Atualmente, o sistema que mais se aproxima do termo SDV é praticado pela Tesla. Pode
adicionar novos recursos por meio de atualizações de software "over-the-air" (remotamente), de jogos a sistema de detecção de buracos, além de também emitir atualizações que alteram o desempenho do carro ou até mesmo o gerenciamento da bateria.
Contudo, a Tesla não fornece o software para todos os seus modelos, nem tem ainda uma loja de aplicativos para seus automóveis, embora parece estar se preparando para isso.
Enquanto isso, a Mercedes-Benz e a empresa de tecnologia da informação Nvidia estão
desenvolvendo uma arquitetura definida por software para a próxima geração de modelos da
marca alemã. Um importante recurso será a capacidade de adquirir e adicionar aplicativos e serviços de assinatura por meio de atualizações do software remotamente durante toda a vida útil do carro.
Claro que as atualizações terão custos para o consumidor e deverão ser uma maneira dos
fabricantes recuperarem o que estão investindo em SDV. Mas, curiosamente, as primeiras
experiências de instituir taxas de assinatura fracassaram. A BMW tentou cobrar de modo remoto pelo aquecimento dos bancos em um dos seus modelos, mas recuou em razão de reclamações.
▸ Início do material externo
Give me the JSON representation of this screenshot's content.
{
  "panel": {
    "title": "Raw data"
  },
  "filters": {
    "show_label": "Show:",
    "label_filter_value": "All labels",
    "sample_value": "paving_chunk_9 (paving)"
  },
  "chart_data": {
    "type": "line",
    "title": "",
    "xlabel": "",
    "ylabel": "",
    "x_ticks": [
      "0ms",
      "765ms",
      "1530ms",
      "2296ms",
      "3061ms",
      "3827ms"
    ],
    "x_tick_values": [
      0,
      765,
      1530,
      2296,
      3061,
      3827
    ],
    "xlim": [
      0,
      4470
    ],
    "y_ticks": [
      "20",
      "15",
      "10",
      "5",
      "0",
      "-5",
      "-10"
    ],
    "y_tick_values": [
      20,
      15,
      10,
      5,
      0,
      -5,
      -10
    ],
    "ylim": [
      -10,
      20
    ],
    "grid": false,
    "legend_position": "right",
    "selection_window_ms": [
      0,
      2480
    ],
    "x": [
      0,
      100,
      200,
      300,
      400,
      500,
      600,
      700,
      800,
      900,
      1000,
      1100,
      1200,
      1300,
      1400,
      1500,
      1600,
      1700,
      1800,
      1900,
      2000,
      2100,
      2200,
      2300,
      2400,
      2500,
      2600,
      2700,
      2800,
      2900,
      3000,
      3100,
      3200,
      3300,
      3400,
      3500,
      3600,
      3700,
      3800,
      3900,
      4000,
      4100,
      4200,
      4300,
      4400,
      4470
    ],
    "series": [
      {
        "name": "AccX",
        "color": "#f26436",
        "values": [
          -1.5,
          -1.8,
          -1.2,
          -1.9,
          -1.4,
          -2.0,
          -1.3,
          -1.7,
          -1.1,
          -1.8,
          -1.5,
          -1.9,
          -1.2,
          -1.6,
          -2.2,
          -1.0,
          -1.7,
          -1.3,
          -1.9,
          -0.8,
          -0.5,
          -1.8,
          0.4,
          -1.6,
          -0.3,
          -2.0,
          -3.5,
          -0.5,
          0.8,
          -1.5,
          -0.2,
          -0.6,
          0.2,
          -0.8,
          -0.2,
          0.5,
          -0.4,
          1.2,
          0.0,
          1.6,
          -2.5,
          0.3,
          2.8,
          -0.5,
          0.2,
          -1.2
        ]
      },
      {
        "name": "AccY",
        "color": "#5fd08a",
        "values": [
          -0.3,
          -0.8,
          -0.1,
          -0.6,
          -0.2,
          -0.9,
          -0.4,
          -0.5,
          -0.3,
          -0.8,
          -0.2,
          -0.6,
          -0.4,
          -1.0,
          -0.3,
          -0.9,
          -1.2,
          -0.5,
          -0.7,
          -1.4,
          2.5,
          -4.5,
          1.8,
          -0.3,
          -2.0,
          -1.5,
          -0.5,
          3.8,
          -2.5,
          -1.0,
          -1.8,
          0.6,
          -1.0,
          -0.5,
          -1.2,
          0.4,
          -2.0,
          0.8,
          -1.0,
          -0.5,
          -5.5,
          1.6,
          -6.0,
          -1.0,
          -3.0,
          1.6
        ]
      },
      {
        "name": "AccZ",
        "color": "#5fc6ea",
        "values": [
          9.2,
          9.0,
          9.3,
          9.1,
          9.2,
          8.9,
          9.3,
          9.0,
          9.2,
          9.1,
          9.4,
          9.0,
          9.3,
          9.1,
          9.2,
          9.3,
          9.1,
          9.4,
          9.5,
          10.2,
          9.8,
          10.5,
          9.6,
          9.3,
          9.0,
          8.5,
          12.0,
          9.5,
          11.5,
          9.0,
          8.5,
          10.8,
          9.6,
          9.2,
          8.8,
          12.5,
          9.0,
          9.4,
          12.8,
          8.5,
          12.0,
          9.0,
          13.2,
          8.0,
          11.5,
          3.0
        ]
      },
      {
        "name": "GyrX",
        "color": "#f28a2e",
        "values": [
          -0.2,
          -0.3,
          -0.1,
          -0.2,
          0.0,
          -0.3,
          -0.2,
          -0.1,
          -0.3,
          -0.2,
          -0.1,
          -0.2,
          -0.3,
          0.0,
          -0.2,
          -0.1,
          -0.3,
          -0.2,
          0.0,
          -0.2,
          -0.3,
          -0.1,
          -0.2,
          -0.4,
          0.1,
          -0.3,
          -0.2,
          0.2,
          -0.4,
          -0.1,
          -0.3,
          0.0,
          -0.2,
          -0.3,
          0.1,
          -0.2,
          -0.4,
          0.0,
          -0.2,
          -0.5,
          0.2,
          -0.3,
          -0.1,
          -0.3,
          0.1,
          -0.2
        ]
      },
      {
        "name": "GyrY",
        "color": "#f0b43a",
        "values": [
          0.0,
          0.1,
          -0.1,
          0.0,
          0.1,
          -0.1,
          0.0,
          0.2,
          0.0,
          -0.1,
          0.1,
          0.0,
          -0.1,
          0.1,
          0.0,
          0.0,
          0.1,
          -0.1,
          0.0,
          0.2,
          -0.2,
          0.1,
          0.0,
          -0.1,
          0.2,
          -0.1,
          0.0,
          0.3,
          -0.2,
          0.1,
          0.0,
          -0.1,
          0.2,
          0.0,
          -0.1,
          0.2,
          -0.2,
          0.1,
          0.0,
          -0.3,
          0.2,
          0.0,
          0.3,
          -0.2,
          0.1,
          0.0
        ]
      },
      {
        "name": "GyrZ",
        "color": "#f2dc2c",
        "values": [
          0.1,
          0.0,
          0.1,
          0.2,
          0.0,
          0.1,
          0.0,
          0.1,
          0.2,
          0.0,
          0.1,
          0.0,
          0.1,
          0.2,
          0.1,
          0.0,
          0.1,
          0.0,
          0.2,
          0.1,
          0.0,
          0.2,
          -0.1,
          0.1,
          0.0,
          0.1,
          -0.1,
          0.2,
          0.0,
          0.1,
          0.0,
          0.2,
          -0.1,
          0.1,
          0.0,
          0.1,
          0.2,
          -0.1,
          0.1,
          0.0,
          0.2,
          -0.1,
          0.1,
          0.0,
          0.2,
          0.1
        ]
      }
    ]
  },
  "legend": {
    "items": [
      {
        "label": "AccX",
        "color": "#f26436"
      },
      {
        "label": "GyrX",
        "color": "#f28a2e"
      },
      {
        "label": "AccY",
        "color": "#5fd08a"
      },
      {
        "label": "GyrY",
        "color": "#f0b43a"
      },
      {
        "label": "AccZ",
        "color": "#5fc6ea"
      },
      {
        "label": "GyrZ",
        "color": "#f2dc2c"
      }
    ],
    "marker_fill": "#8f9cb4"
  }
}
Também não deu certo a assinatura do sistema de automação de direção lançado pela Ford nos EUA.
Para a engenheira marroquina Zineb Ammor, da Lear Corporation, uma das principais
fornecedoras para fabricantes de automóveis, o SDV está sujeito a alegrias e também a percalços.
Segundo ela, o bom é melhorar o consumo de combustível e elevar a experiência de condução a níveis sem precedentes. "É como ter uma equipe de gênios em tecnologia na retaguarda constantemente ajustando o veículo. Podem até detectar possíveis problemas técnicos antes de se tornarem uma dor de cabeça".
O mau fica por conta de possíveis bugs e a necessidade de atualizações recorrentes. "Como acontece com qualquer avanço tecnológico, os veículos não estão imunes aos bugs ou falhas ocasionais. Exigem correções imediatas, obrigando os engenheiros a se debruçarem num labirinto de códigos. Estes reparos e sua manutenção também poderão ser dispendiosos", acrescenta a engenheira.
As preocupações com a segurança cibernética são o lado feio. A conectividade abre a porta para potenciais ameaças de ataques de hackers, pois os SDVs dependem de redes e sistemas de comunicação que podem ser vulneráveis às tentativas criminosas. Ammor enfatiza que "proteger os dados do cliente e garantir a integridade dos sistemas no veículo também serão desafios cruciais para os fabricantes".